JOHANNESBURG - Key dates for South Africa's President Jacob Zuma, who resigned on Wednesday after the ruling ANC party threatened to eject him from office via a parliamentary vote of no confidence.
[BREAKING NEWS] Jacob Zuma has resigned as the President of South Africa - "I have come to the decision to resign with immediate effect." #ZumaResponds #ZumaRecall #ZumaResponds. Courtesy #DStv403 pic.twitter.com/YjlfWtLUZz— eNCA (@eNCA) February 14, 2018
- April 12, 1942: Zuma is born in rural Nkandla in KwaZulu-Natal province. He grows up without formal schooling.

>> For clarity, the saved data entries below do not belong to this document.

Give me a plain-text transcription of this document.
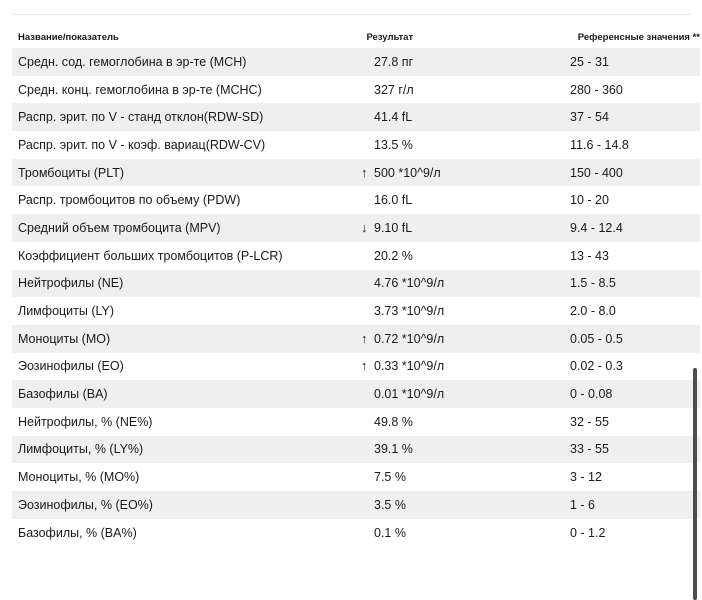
Название/показатель	Результат	Референсные значения **
Средн. сод. гемоглобина в эр-те (MCH)	27.8 пг	25 - 31
Средн. конц. гемоглобина в эр-те (MCHC)	327 г/л	280 - 360
Распр. эрит. по V - станд отклон(RDW-SD)	41.4 fL	37 - 54
Распр. эрит. по V - коэф. вариац(RDW-CV)	13.5 %	11.6 - 14.8
Тромбоциты (PLT)	↑ 500 *10^9/л	150 - 400
Распр. тромбоцитов по объему (PDW)	16.0 fL	10 - 20
Средний объем тромбоцита (MPV)	↓ 9.10 fL	9.4 - 12.4
Коэффициент больших тромбоцитов (P-LCR)	20.2 %	13 - 43
Нейтрофилы (NE)	4.76 *10^9/л	1.5 - 8.5
Лимфоциты (LY)	3.73 *10^9/л	2.0 - 8.0
Моноциты (MO)	↑ 0.72 *10^9/л	0.05 - 0.5
Эозинофилы (EO)	↑ 0.33 *10^9/л	0.02 - 0.3
Базофилы (BA)	0.01 *10^9/л	0 - 0.08
Нейтрофилы, % (NE%)	49.8 %	32 - 55
Лимфоциты, % (LY%)	39.1 %	33 - 55
Моноциты, % (MO%)	7.5 %	3 - 12
Эозинофилы, % (EO%)	3.5 %	1 - 6
Базофилы, % (BA%)	0.1 %	0 - 1.2
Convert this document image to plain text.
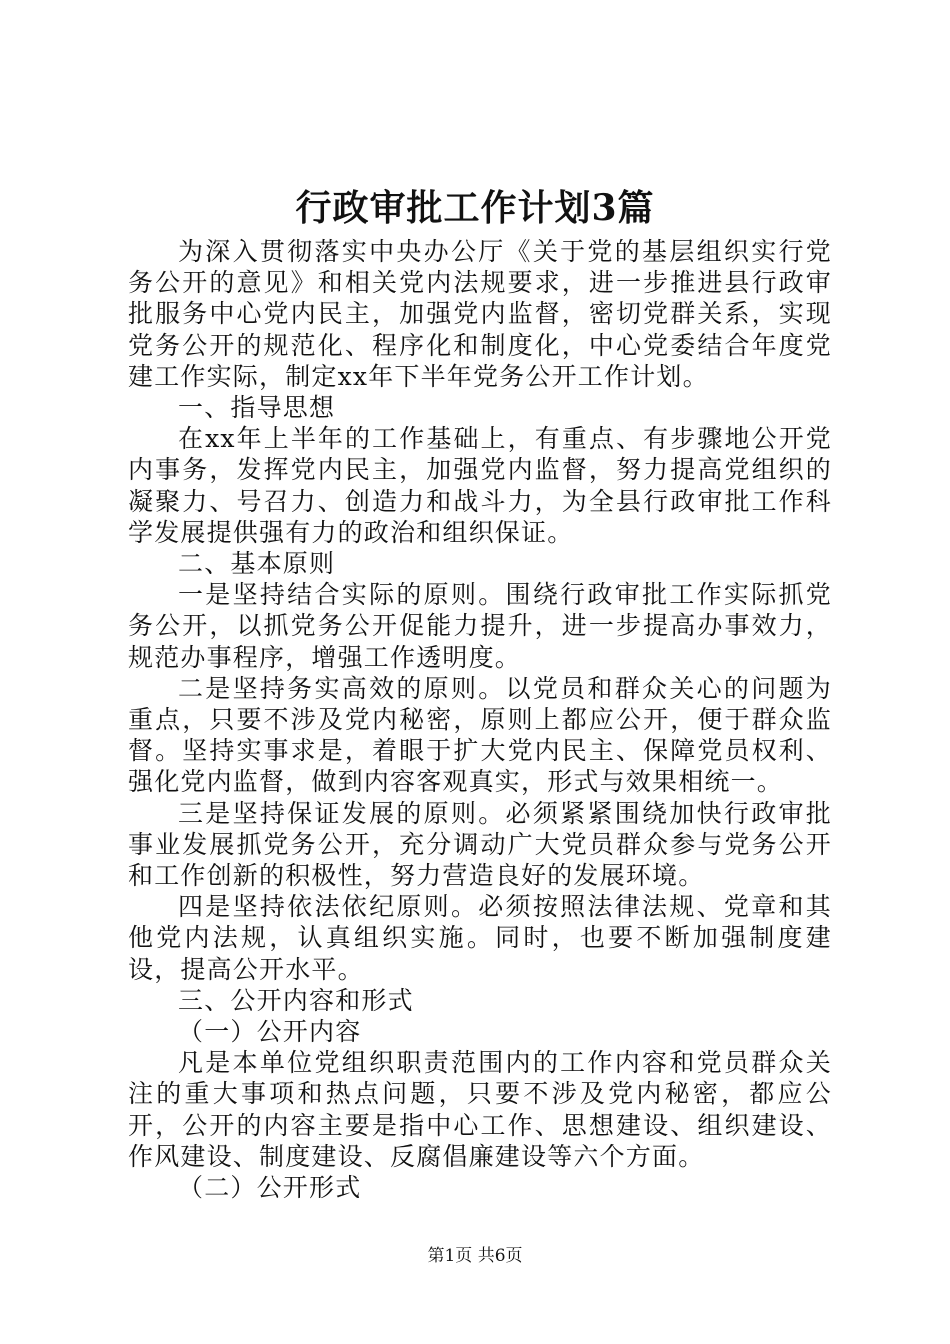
行政审批工作计划3篇

为深入贯彻落实中央办公厅《关于党的基层组织实行党务公开的意见》和相关党内法规要求，进一步推进县行政审批服务中心党内民主，加强党内监督，密切党群关系，实现党务公开的规范化、程序化和制度化，中心党委结合年度党建工作实际，制定xx年下半年党务公开工作计划。

一、指导思想

在xx年上半年的工作基础上，有重点、有步骤地公开党内事务，发挥党内民主，加强党内监督，努力提高党组织的凝聚力、号召力、创造力和战斗力，为全县行政审批工作科学发展提供强有力的政治和组织保证。

二、基本原则

一是坚持结合实际的原则。围绕行政审批工作实际抓党务公开，以抓党务公开促能力提升，进一步提高办事效力，规范办事程序，增强工作透明度。

二是坚持务实高效的原则。以党员和群众关心的问题为重点，只要不涉及党内秘密，原则上都应公开，便于群众监督。坚持实事求是，着眼于扩大党内民主、保障党员权利、强化党内监督，做到内容客观真实，形式与效果相统一。

三是坚持保证发展的原则。必须紧紧围绕加快行政审批事业发展抓党务公开，充分调动广大党员群众参与党务公开和工作创新的积极性，努力营造良好的发展环境。

四是坚持依法依纪原则。必须按照法律法规、党章和其他党内法规，认真组织实施。同时，也要不断加强制度建设，提高公开水平。

三、公开内容和形式

（一）公开内容

凡是本单位党组织职责范围内的工作内容和党员群众关注的重大事项和热点问题，只要不涉及党内秘密，都应公开，公开的内容主要是指中心工作、思想建设、组织建设、作风建设、制度建设、反腐倡廉建设等六个方面。

（二）公开形式

第1页 共6页
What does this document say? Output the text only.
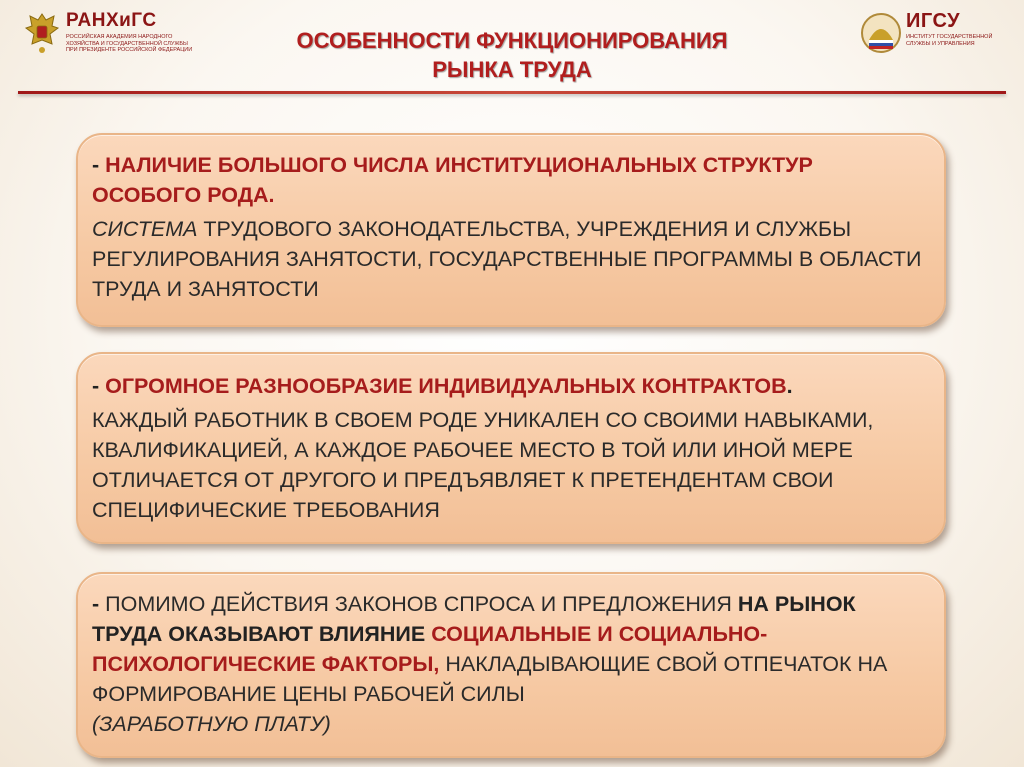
РАНХиГС
РОССИЙСКАЯ АКАДЕМИЯ НАРОДНОГО ХОЗЯЙСТВА И ГОСУДАРСТВЕННОЙ СЛУЖБЫ ПРИ ПРЕЗИДЕНТЕ РОССИЙСКОЙ ФЕДЕРАЦИИ
ИГСУ
ИНСТИТУТ ГОСУДАРСТВЕННОЙ СЛУЖБЫ И УПРАВЛЕНИЯ
ОСОБЕННОСТИ ФУНКЦИОНИРОВАНИЯ
РЫНКА ТРУДА

- НАЛИЧИЕ БОЛЬШОГО ЧИСЛА ИНСТИТУЦИОНАЛЬНЫХ СТРУКТУР ОСОБОГО РОДА.

СИСТЕМА ТРУДОВОГО ЗАКОНОДАТЕЛЬСТВА, УЧРЕЖДЕНИЯ И СЛУЖБЫ РЕГУЛИРОВАНИЯ ЗАНЯТОСТИ, ГОСУДАРСТВЕННЫЕ ПРОГРАММЫ В ОБЛАСТИ ТРУДА И ЗАНЯТОСТИ

- ОГРОМНОЕ РАЗНООБРАЗИЕ ИНДИВИДУАЛЬНЫХ КОНТРАКТОВ.

КАЖДЫЙ РАБОТНИК В СВОЕМ РОДЕ УНИКАЛЕН СО СВОИМИ НАВЫКАМИ, КВАЛИФИКАЦИЕЙ, А КАЖДОЕ РАБОЧЕЕ МЕСТО В ТОЙ ИЛИ ИНОЙ МЕРЕ ОТЛИЧАЕТСЯ ОТ ДРУГОГО И ПРЕДЪЯВЛЯЕТ К ПРЕТЕНДЕНТАМ СВОИ СПЕЦИФИЧЕСКИЕ ТРЕБОВАНИЯ

- ПОМИМО ДЕЙСТВИЯ ЗАКОНОВ СПРОСА И ПРЕДЛОЖЕНИЯ НА РЫНОК ТРУДА ОКАЗЫВАЮТ ВЛИЯНИЕ СОЦИАЛЬНЫЕ И СОЦИАЛЬНО-ПСИХОЛОГИЧЕСКИЕ ФАКТОРЫ, НАКЛАДЫВАЮЩИЕ СВОЙ ОТПЕЧАТОК НА ФОРМИРОВАНИЕ ЦЕНЫ РАБОЧЕЙ СИЛЫ
(ЗАРАБОТНУЮ ПЛАТУ)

- 1963: A member of the armed wing of the ANC, he is convicted of trying to overthrow the apartheid government and serves 10 years on the Robben Island prison alongside Nelson Mandela.
- 1973: Freed, he sets up underground ANC networks and then is the group's chief of intelligence from Zambia.
- 1990: After 15 years mostly spent in exile, he returns to South Africa when the ANC is unbanned. He is key in talks that lead to a national unity government after the first all-race elections, in 1994, won by the ANC.
- 1997: He becomes the ANC's vice president. Two years later he is elected deputy president of the country.
- 2006: He is cleared of rape charges but ridiculed for testifying he took a shower after consensual sex with his HIV-positive accuser.
- 2009: Two years after ousting Thabo Mbeki as ANC leader, he is elected president. He is re-elected in 2014.
- 2016: A top court finds he flouted the constitution by using public funds to upgrade his private residence. An anti-corruption watchdog meanwhile charges he allowed a wealthy Indian business family, the Guptas, undue influence over his government.
- 2017: Zuma fires his finance minister, unleashing open war in the ANC.
- August, 2017: He survives a fourth impeachment vote since 2015.
- December 2017: He is replaced as ANC chief by his deputy, Cyril Ramaphosa, and comes under pressure to quit the presidency early, ahead of the next elections.
- February 14, 2018: Resigns from the presidency after the ANC threatens a no-confidence vote in parliament.